Keine integrierte Gesamtschule in Bettenhausen

von fraktion

Die Stadtverordneten haben gegen den SPD-Antrag für den Bau einer integrierten Gesamtschule in Bettenhausen gestimmt. Der Kasseler Osten bietet ausreichend Plätze für Schüler*innen der Sekundarstufe I. Das geht aus den aktuellen Zahlen des Schulentwicklungsplans hervor. „Diese Zahlen sprechen gegen einen weiteren Schulstandort im Kasseler Osten, weil er nicht ausgelastet wäre und die Einwahlzahlen mit den vorhandenen Kapazitäten abgedeckt werden können“, erklärt Katharina Griesel, bildungspolitische Sprecherin der Grünenfraktion.
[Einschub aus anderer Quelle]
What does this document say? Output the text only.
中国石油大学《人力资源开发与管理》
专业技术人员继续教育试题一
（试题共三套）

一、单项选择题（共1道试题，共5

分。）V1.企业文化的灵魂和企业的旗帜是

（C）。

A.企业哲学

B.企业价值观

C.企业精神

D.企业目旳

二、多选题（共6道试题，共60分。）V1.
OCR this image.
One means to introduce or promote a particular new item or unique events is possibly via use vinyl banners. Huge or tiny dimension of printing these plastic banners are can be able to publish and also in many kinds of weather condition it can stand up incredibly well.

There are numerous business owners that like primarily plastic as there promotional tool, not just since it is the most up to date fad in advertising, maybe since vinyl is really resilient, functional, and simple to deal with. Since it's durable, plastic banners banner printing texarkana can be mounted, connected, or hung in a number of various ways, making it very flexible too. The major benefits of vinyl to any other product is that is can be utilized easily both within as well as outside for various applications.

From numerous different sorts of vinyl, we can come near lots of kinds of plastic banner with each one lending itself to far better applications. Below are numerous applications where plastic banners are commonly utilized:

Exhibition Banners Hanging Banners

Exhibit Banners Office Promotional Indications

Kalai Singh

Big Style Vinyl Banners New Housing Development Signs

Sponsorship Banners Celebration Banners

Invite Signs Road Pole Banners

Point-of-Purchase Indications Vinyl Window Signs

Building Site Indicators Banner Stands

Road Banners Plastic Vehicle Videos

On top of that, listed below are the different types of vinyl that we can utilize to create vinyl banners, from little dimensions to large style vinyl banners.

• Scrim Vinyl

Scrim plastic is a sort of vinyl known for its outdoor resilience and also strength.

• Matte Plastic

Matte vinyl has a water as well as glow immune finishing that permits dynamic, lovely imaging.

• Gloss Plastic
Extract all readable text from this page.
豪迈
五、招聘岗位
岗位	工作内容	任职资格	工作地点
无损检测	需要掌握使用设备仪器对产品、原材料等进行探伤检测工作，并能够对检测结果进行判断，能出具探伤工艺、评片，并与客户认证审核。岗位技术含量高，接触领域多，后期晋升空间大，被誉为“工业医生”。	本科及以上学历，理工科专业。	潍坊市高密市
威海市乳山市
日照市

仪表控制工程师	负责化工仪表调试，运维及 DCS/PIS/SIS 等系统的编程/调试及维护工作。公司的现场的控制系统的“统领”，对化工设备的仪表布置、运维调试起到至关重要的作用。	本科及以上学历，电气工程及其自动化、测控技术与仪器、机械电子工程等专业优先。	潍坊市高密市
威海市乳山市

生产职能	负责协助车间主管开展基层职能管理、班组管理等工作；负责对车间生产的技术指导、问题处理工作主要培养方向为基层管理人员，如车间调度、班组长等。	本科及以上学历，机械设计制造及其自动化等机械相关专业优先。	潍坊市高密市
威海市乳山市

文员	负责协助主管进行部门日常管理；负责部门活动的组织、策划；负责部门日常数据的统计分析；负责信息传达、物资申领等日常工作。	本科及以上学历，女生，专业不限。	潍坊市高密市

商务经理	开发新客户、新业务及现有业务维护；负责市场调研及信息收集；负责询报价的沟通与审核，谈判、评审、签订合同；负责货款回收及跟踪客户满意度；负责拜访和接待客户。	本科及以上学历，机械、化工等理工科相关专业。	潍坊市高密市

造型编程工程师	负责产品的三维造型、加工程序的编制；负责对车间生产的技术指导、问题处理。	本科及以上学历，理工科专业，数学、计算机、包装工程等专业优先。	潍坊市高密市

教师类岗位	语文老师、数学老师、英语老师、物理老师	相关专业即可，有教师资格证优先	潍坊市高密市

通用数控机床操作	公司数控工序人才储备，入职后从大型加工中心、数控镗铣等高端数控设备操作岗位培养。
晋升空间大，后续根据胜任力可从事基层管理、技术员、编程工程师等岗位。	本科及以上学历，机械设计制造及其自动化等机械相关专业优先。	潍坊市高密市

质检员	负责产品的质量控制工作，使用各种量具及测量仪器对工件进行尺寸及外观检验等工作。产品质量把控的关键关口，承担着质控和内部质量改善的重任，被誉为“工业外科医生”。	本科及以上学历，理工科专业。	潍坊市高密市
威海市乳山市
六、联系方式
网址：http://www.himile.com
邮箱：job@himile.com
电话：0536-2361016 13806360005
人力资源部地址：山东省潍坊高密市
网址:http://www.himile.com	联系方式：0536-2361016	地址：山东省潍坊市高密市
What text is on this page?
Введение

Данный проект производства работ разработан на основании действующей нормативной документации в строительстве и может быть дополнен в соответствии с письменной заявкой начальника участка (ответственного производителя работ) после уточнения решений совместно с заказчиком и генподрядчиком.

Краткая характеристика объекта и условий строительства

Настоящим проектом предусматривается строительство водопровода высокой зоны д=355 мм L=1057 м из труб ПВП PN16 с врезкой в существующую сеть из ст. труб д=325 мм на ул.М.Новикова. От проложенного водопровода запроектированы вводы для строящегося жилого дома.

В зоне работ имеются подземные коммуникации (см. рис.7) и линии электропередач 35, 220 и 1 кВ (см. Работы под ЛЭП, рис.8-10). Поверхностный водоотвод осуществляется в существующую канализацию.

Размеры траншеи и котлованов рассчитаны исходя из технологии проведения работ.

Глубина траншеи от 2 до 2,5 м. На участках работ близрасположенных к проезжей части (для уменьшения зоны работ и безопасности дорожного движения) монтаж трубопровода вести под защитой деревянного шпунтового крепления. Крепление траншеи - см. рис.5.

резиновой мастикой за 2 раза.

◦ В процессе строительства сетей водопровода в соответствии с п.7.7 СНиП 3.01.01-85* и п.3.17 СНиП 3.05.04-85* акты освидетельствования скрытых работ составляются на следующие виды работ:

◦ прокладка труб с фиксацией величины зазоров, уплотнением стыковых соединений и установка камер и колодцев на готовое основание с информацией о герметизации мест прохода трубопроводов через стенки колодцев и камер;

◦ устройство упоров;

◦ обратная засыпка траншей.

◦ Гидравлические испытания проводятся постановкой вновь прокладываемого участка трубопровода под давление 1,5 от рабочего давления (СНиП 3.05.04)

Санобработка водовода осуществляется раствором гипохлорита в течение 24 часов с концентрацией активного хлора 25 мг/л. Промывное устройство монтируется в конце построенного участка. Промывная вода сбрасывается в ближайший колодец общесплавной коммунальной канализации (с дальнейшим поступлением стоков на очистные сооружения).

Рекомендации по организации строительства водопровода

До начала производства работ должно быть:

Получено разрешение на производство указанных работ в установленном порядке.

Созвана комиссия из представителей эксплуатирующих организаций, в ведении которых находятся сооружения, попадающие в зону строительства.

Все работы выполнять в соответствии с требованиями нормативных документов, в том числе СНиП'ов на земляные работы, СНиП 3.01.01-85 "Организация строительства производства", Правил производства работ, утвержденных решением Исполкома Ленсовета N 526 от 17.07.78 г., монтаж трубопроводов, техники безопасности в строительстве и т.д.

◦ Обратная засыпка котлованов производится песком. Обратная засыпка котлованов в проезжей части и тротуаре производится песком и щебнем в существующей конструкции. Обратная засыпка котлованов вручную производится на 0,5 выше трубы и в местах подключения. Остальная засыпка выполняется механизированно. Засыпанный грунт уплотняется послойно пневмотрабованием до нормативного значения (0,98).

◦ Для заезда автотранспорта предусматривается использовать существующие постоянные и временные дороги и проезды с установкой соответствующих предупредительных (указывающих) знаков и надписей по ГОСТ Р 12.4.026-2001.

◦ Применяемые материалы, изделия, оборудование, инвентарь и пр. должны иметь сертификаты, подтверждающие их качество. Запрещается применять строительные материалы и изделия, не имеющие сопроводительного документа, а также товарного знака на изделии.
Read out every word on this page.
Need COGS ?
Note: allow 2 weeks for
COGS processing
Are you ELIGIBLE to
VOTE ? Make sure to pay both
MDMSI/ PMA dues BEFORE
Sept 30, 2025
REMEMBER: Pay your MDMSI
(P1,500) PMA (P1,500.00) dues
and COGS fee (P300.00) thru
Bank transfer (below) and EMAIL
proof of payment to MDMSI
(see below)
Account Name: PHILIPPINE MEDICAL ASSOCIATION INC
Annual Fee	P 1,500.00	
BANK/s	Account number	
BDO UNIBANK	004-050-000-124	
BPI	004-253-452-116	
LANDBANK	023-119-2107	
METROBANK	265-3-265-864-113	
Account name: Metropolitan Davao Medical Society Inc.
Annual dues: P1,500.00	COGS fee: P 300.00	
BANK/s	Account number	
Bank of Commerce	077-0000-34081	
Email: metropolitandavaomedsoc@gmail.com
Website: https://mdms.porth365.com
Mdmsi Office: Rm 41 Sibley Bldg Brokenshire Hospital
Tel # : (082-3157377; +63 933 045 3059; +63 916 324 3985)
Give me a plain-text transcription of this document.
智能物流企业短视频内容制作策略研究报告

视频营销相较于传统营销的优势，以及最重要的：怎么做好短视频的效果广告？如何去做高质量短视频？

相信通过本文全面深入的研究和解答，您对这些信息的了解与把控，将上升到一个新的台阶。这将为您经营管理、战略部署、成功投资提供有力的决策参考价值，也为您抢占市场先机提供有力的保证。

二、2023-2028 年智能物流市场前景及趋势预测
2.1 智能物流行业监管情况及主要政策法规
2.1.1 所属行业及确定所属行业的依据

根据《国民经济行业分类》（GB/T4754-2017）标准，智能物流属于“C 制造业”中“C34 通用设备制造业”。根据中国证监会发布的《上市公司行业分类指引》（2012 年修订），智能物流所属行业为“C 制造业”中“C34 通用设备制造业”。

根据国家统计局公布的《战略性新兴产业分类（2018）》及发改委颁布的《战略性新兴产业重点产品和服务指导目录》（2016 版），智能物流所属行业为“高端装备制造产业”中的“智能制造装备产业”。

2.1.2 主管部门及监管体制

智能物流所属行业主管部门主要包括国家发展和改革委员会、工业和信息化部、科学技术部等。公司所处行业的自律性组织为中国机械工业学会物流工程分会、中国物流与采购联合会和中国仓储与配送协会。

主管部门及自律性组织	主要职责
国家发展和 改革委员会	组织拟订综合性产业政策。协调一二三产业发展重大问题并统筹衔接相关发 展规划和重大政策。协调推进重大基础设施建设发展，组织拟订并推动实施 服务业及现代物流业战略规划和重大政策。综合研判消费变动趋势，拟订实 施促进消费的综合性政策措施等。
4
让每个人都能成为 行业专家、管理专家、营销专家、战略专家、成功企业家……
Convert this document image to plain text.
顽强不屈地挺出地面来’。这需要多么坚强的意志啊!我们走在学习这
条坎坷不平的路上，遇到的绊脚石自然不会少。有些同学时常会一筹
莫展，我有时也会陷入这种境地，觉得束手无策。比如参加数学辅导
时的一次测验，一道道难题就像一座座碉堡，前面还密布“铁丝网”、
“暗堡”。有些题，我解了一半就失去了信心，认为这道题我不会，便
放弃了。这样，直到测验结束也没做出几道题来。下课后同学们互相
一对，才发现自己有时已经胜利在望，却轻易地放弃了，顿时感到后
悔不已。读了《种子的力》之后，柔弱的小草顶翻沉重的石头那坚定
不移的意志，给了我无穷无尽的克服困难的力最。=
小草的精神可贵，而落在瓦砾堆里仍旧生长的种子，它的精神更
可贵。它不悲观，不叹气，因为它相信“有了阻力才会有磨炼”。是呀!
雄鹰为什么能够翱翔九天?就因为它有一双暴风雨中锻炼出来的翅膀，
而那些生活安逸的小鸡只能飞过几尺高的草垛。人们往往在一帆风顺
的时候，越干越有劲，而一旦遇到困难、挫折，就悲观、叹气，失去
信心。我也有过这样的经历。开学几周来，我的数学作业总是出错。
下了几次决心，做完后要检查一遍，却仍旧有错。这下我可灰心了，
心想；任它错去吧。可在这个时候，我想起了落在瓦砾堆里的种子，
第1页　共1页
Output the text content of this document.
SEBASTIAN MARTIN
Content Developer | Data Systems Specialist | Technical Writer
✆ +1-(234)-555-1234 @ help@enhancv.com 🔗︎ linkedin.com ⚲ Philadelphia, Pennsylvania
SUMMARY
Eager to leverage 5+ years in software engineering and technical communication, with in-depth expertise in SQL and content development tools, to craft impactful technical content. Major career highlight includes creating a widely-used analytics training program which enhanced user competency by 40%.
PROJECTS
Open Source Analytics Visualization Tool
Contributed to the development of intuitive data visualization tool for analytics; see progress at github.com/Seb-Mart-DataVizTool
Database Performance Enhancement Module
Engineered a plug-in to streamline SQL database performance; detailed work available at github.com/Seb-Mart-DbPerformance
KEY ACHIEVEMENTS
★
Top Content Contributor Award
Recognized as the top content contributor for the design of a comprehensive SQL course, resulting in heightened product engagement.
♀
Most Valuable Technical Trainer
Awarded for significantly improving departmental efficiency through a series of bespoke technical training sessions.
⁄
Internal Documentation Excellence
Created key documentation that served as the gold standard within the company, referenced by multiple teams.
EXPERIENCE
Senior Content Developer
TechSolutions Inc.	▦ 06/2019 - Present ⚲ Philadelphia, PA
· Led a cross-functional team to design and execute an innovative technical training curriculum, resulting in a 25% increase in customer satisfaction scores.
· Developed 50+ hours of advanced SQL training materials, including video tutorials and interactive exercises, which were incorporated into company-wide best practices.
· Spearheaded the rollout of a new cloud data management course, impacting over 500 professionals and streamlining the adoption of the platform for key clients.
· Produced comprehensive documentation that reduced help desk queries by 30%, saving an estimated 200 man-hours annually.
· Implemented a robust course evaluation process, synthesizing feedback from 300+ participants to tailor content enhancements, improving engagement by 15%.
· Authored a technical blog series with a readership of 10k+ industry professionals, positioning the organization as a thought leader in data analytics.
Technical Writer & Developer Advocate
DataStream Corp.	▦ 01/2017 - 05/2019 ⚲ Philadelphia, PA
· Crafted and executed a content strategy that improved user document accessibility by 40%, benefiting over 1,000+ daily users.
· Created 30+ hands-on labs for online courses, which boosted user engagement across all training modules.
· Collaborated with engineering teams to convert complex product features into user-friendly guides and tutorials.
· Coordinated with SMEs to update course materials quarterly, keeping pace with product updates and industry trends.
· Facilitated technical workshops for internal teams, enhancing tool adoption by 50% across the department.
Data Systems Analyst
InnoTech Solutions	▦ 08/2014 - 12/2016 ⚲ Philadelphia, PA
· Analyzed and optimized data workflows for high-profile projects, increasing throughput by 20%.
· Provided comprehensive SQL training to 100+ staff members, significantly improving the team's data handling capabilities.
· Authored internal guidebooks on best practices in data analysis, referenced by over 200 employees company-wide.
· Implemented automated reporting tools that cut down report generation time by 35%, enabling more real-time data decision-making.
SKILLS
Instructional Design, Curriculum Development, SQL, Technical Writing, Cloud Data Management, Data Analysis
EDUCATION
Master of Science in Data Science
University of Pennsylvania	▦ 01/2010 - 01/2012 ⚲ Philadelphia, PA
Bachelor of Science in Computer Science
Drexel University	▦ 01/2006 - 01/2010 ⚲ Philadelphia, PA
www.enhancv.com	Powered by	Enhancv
Durch Offene Schule Waldau abgedeckt

Sie führt aus, dass die aktuellen Zahlen zeigen, dass 202 Kinder aus dem Kasseler Osten im Schuljahr 2023/24 in Stufe 4 mit 150 Schulplätzen der Offenen Schule Waldau abgedeckt werden können. „Damit können alle Erstwunsch-Angaben für diese Schule aus dem Kasseler Osten erfüllt werden.“ Einige Schüler*innen aus dem Kasseler Osten haben laut Griesel zudem mit Erstwunsch eine Landkreisschule gewählt oder wollen ein Gymnasium besuchen.


Neubau, Umbau, Erweiterung

„Mit der Planung der neuen Gesamtschule Nord+, die eine Gesamtschule mit Grundstufe wird, entsteht bereits eine neue Sekundarstufe I im Einzugsgebiet für den Kasseler Osten. Für die Zukunft gilt es, viele Schüler*innen und Eltern aus verschiedenen Stadtteilen von dieser Schule zu überzeugen“, betont Griesel. Sie verwies außerdem auf weitere Schulbauprojekte, die neue Kapazitäten sowohl an Gesamtschulen als auch Gymnasien schaffen. Für das gesamte Stadtgebiet Kassel werden mit dem Ausbau der Johann-Amos-Comenius-Schule und der Georg-August-Zinn-Europaschule weitere Gesamtschulplätze geschaffen, die insgesamt den Bedarf von Gesamtschulplätzen für Kassel abdecken und sich an den erwartbaren Schüler*innenzahlen orientieren. Dazu kommen laut Griesel noch diverse Baumaßnahmen an Grundschulen mit Erweiterungen, Mensen und Sporthallen. So wurde erst kürzlich der Neubau der Auefeldschule eingeweiht. „Diese Bauprojekte zeigen, dass uns Grünen die Bildungspolitik am Herzen liegt.“


Nicht bedarfsorientierte Forderungen

„Mit zwei Schulneubauten im Integrierten Gesamtschul-Bereich im Einzugsgebiet des Kasseler Osten, der die Schüler*innenzahlen abdeckt, ist es politisch in Zeiten einer angespannten Haushaltslage durch Preissteigerungen in allen Bereichen nicht zu verkaufen, warum Steuergelder für nicht bedarfsorientierte Forderungen ausgegeben werden sollten“, betont Griesel.